We found significant genetically based variation in all traits. Using a genome-wide association screen for single feature polymorphisms and quantitative trait transcripts, we identified 337, 211, 237, 553, and 152 novel candidate genes associated with body weight, glycogen content, triacylglycerol storage, glycerol levels, and metabolic rate, respectively. Weighted gene co-expression analyses grouped transcripts associated with each trait in significant modules of co-expressed genes and we interpreted these modules in terms of their gene enrichment based on Gene Ontology analysis. Comparison of gene co-expression modules for traits in this study with previously determined modules for life-history traits identified significant modular pleiotropy between glycogen content, body weight, competitive fitness, and starvation resistance.

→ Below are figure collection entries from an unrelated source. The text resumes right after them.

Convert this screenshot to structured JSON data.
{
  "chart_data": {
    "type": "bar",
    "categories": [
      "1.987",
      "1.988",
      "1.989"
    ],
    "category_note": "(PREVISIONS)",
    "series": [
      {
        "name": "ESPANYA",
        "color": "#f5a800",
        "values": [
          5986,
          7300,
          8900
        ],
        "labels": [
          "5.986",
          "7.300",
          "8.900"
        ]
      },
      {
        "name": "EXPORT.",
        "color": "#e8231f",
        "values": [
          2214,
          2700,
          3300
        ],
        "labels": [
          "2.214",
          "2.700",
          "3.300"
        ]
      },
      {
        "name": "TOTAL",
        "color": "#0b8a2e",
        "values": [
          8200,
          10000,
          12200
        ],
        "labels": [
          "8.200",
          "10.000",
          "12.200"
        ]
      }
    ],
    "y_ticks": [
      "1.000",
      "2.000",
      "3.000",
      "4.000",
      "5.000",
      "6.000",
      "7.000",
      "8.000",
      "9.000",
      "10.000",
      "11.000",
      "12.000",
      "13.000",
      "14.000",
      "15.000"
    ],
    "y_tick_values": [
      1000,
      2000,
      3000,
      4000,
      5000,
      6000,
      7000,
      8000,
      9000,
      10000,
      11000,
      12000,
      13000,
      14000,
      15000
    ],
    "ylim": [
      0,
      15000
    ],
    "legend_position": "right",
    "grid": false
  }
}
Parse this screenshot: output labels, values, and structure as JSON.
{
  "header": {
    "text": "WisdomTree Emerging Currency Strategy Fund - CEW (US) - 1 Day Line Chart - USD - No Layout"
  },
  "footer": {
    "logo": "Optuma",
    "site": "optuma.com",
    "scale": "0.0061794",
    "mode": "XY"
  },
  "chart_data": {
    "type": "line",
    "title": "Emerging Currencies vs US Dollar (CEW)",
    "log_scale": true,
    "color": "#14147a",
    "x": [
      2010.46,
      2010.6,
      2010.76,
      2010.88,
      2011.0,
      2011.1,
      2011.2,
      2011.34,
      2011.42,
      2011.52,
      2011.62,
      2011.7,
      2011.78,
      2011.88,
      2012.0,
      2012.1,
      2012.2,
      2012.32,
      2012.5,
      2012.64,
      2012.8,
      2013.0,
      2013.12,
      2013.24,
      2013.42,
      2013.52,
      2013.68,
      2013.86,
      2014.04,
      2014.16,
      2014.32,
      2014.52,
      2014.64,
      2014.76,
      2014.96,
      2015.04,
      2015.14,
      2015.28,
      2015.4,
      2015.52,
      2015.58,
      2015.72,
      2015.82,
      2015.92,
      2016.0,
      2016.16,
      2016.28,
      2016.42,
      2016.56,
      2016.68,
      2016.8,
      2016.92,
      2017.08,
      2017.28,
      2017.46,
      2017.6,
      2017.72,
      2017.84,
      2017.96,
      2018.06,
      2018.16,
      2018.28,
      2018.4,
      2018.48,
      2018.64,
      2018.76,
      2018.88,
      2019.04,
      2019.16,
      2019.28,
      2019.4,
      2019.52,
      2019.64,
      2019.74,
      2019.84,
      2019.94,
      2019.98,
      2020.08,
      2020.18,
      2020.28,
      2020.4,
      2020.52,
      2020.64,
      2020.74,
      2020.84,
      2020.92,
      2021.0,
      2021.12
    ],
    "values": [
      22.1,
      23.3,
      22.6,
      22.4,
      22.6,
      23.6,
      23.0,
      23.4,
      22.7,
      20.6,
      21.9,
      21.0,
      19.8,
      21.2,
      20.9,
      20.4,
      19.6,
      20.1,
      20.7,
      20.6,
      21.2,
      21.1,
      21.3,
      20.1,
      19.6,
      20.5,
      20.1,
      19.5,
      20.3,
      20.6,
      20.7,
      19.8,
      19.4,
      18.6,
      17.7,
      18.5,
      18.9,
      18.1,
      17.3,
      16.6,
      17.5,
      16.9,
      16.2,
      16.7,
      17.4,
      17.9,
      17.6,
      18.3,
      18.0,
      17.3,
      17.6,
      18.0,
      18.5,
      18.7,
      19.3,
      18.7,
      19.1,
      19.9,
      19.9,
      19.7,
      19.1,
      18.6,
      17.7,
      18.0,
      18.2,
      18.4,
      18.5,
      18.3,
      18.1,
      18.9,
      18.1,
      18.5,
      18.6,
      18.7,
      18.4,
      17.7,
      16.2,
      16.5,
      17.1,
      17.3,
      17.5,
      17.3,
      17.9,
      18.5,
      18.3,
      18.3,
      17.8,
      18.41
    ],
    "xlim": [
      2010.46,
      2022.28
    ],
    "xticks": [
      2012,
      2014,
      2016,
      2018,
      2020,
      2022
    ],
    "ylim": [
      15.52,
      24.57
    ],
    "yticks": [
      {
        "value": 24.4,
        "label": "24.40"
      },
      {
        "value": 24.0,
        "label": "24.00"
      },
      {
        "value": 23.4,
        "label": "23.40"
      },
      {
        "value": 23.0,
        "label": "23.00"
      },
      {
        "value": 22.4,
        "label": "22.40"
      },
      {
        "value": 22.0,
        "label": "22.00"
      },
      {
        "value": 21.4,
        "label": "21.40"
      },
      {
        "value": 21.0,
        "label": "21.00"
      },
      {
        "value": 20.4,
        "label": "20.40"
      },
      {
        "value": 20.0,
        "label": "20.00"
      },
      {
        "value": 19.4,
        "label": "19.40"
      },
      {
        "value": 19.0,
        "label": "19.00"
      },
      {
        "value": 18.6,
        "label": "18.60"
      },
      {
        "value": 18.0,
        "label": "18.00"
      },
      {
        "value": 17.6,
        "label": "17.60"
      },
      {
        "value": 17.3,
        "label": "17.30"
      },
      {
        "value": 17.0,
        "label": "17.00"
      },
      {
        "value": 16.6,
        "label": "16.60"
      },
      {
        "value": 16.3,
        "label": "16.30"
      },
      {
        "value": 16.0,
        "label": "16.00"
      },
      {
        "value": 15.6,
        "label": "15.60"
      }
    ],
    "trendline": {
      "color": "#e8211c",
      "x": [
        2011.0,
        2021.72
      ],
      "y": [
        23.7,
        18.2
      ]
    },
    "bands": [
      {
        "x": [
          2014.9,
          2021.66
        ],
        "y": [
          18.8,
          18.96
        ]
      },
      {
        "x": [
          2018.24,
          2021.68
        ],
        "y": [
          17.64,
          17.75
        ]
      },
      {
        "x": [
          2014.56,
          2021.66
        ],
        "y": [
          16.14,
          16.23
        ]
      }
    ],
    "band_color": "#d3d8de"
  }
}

Combining a large phenotypic dataset with information on variation in genome wide transcriptional profiles has provided insight into the complex genetic architecture underlying natural variation in traits that have been associated with obesity. Our findings suggest that understanding the maintenance of genetic variation in metabolic traits in natural populations may require that we understand more fully the degree to which these traits are genetically correlated with other traits, especially those directly affecting fitness.

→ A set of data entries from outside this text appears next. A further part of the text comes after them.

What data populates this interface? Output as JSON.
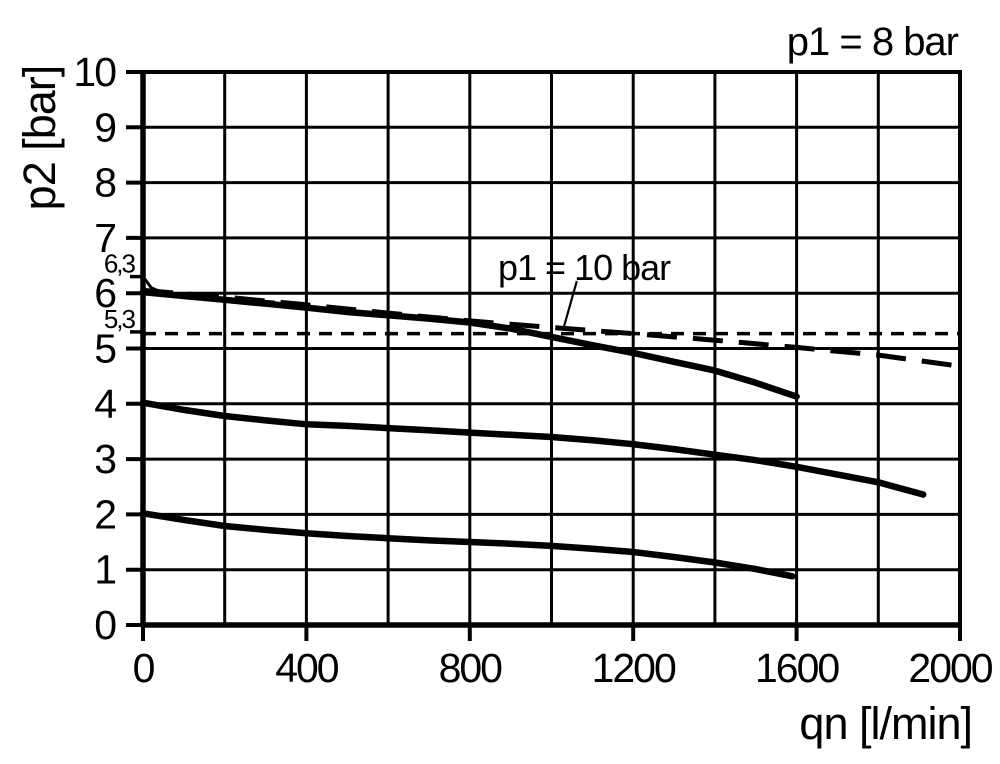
{
  "annotations": {
    "p1_8_label": "p1 = 8 bar",
    "p1_10_label": "p1 = 10 bar"
  },
  "colors": {
    "line": "#000000",
    "background": "#ffffff"
  },
  "chart_data": {
    "type": "line",
    "title": "",
    "xlabel": "qn [l/min]",
    "ylabel": "p2 [bar]",
    "xlim": [
      0,
      2000
    ],
    "ylim": [
      0,
      10
    ],
    "grid": true,
    "x_grid_step": 200,
    "y_grid_step": 1,
    "x_ticks": [
      {
        "value": 0,
        "label": "0"
      },
      {
        "value": 400,
        "label": "400"
      },
      {
        "value": 800,
        "label": "800"
      },
      {
        "value": 1200,
        "label": "1200"
      },
      {
        "value": 1600,
        "label": "1600"
      },
      {
        "value": 2000,
        "label": "2000"
      }
    ],
    "y_ticks": [
      {
        "value": 0,
        "label": "0"
      },
      {
        "value": 1,
        "label": "1"
      },
      {
        "value": 2,
        "label": "2"
      },
      {
        "value": 3,
        "label": "3"
      },
      {
        "value": 4,
        "label": "4"
      },
      {
        "value": 5,
        "label": "5"
      },
      {
        "value": 6,
        "label": "6"
      },
      {
        "value": 7,
        "label": "7"
      },
      {
        "value": 8,
        "label": "8"
      },
      {
        "value": 9,
        "label": "9"
      },
      {
        "value": 10,
        "label": "10"
      }
    ],
    "y_special_ticks": [
      {
        "value": 6.3,
        "label": "6,3"
      },
      {
        "value": 5.3,
        "label": "5,3"
      }
    ],
    "series": [
      {
        "name": "setting-6.3-initial-drop",
        "style": "solid",
        "width": 3,
        "points": [
          [
            0,
            6.3
          ],
          [
            8,
            6.22
          ],
          [
            20,
            6.1
          ],
          [
            45,
            6.02
          ],
          [
            90,
            5.97
          ],
          [
            160,
            5.93
          ],
          [
            240,
            5.88
          ],
          [
            320,
            5.84
          ]
        ]
      },
      {
        "name": "p1-8bar-setting-6-curve",
        "style": "solid",
        "width": 6.5,
        "points": [
          [
            0,
            6.02
          ],
          [
            100,
            5.95
          ],
          [
            200,
            5.88
          ],
          [
            300,
            5.81
          ],
          [
            400,
            5.74
          ],
          [
            500,
            5.66
          ],
          [
            600,
            5.6
          ],
          [
            700,
            5.54
          ],
          [
            800,
            5.47
          ],
          [
            900,
            5.36
          ],
          [
            1000,
            5.21
          ],
          [
            1100,
            5.06
          ],
          [
            1200,
            4.92
          ],
          [
            1300,
            4.76
          ],
          [
            1400,
            4.6
          ],
          [
            1500,
            4.38
          ],
          [
            1600,
            4.13
          ]
        ]
      },
      {
        "name": "p1-10bar-dashed-curve",
        "style": "long-dash",
        "width": 5,
        "points": [
          [
            0,
            6.05
          ],
          [
            200,
            5.93
          ],
          [
            400,
            5.79
          ],
          [
            600,
            5.64
          ],
          [
            800,
            5.5
          ],
          [
            1000,
            5.38
          ],
          [
            1200,
            5.27
          ],
          [
            1400,
            5.15
          ],
          [
            1600,
            5.02
          ],
          [
            1800,
            4.88
          ],
          [
            1980,
            4.7
          ]
        ]
      },
      {
        "name": "reference-5.3-dashed-line",
        "style": "short-dash",
        "width": 3.5,
        "points": [
          [
            0,
            5.27
          ],
          [
            2000,
            5.27
          ]
        ]
      },
      {
        "name": "p1-8bar-setting-4-curve",
        "style": "solid",
        "width": 6.5,
        "points": [
          [
            0,
            4.02
          ],
          [
            100,
            3.89
          ],
          [
            200,
            3.78
          ],
          [
            300,
            3.7
          ],
          [
            400,
            3.63
          ],
          [
            500,
            3.6
          ],
          [
            600,
            3.56
          ],
          [
            700,
            3.52
          ],
          [
            800,
            3.48
          ],
          [
            900,
            3.44
          ],
          [
            1000,
            3.4
          ],
          [
            1100,
            3.34
          ],
          [
            1200,
            3.27
          ],
          [
            1300,
            3.18
          ],
          [
            1400,
            3.08
          ],
          [
            1500,
            2.98
          ],
          [
            1600,
            2.86
          ],
          [
            1700,
            2.72
          ],
          [
            1800,
            2.58
          ],
          [
            1910,
            2.36
          ]
        ]
      },
      {
        "name": "p1-8bar-setting-2-curve",
        "style": "solid",
        "width": 6.5,
        "points": [
          [
            0,
            2.02
          ],
          [
            100,
            1.9
          ],
          [
            200,
            1.79
          ],
          [
            300,
            1.72
          ],
          [
            400,
            1.66
          ],
          [
            500,
            1.61
          ],
          [
            600,
            1.57
          ],
          [
            700,
            1.53
          ],
          [
            800,
            1.5
          ],
          [
            900,
            1.47
          ],
          [
            1000,
            1.43
          ],
          [
            1100,
            1.38
          ],
          [
            1200,
            1.32
          ],
          [
            1300,
            1.23
          ],
          [
            1400,
            1.13
          ],
          [
            1500,
            1.01
          ],
          [
            1590,
            0.88
          ]
        ]
      }
    ],
    "leader_line": {
      "annotation": "p1 = 10 bar",
      "from": [
        1062,
        6.22
      ],
      "to": [
        1028,
        5.33
      ]
    },
    "legend_position": "none"
  }
}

在大多数生物的自然种群中,肥胖和与之相关的表型特征表现出显著的遗传性。虽然已经有许多基因和遗传途径被认为在肥胖相关特征中发挥作用,但这些特征的自然变异所基于的遗传结构在很大程度上是未知的。在这里,我们使用 40 条野生衍生的黑腹果蝇近交系来量化体重、与肥胖相关的三种主要代谢物(糖原、三酰甘油和甘油)含量以及年轻果蝇代谢率的遗传变异。我们选择这些系是因为它们之前曾被筛选过全基因组转录丰度和几种成年生活史特征的变异,包括寿命、抗饥饿应激能力、冷昏迷恢复能力、交配行为和竞争适应能力。这使我们不仅能够识别可能解释能量代谢特征变异的候选基因和转录网络,还能够研究在自然种群中进化的能量代谢、行为和生活史特征之间的遗传相互关系。

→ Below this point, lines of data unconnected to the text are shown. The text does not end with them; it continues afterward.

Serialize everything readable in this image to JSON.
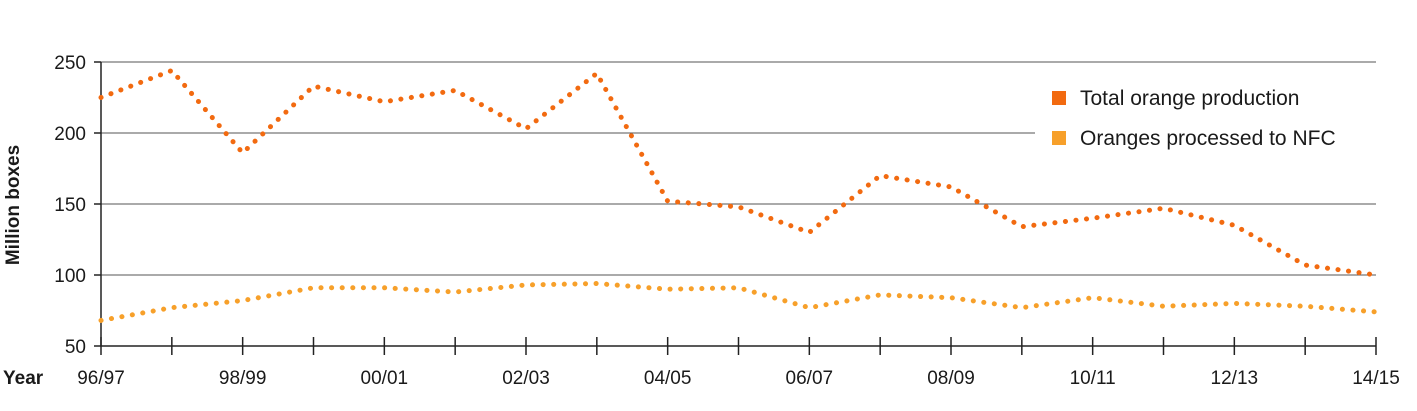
{
  "chart_data": {
    "type": "line",
    "title": "",
    "xlabel": "Year",
    "ylabel": "Million boxes",
    "ylim": [
      50,
      250
    ],
    "yticks": [
      50,
      100,
      150,
      200,
      250
    ],
    "grid": true,
    "legend_position": "top-right",
    "x": [
      "96/97",
      "97/98",
      "98/99",
      "99/00",
      "00/01",
      "01/02",
      "02/03",
      "03/04",
      "04/05",
      "05/06",
      "06/07",
      "07/08",
      "08/09",
      "09/10",
      "10/11",
      "11/12",
      "12/13",
      "13/14",
      "14/15"
    ],
    "xticklabels": [
      "96/97",
      "",
      "98/99",
      "",
      "00/01",
      "",
      "02/03",
      "",
      "04/05",
      "",
      "06/07",
      "",
      "08/09",
      "",
      "10/11",
      "",
      "12/13",
      "",
      "14/15"
    ],
    "series": [
      {
        "name": "Total orange production",
        "color": "#f26a10",
        "values": [
          225,
          244,
          186,
          233,
          222,
          230,
          203,
          242,
          152,
          148,
          130,
          170,
          162,
          134,
          140,
          147,
          135,
          107,
          100
        ]
      },
      {
        "name": "Oranges processed to NFC",
        "color": "#f7a02a",
        "values": [
          68,
          77,
          82,
          91,
          91,
          88,
          93,
          94,
          90,
          91,
          77,
          86,
          84,
          77,
          84,
          78,
          80,
          78,
          74
        ]
      }
    ]
  }
}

我们发现所有特征都存在显著的遗传基础变异。通过对单一特征多态性和数量性状转录本进行全基因组关联筛选,我们分别鉴定出与体重、糖原含量、三酰甘油储存、甘油水平和代谢率相关的 337、211、237、553 和 152 个新的候选基因。加权基因共表达分析将与每个特征相关的转录本分组到共表达基因的显著模块中,我们根据基因本体论分析来解释这些模块。将本研究中与生活史特征相关的性状的基因共表达模块与以前确定的生活史特征模块进行比较,发现了糖原含量、体重、竞争适应能力和抗饥饿能力之间显著的模块多效性。
将大型表型数据集与全基因组转录谱变异信息相结合,深入了解了与肥胖相关的特征的自然变异所基于的复杂遗传结构。我们的研究结果表明,要了解自然种群中代谢特征遗传变异的维持情况,可能需要我们更全面地了解这些特征与其他特征(特别是直接影响适应性的特征)在遗传上的相关性。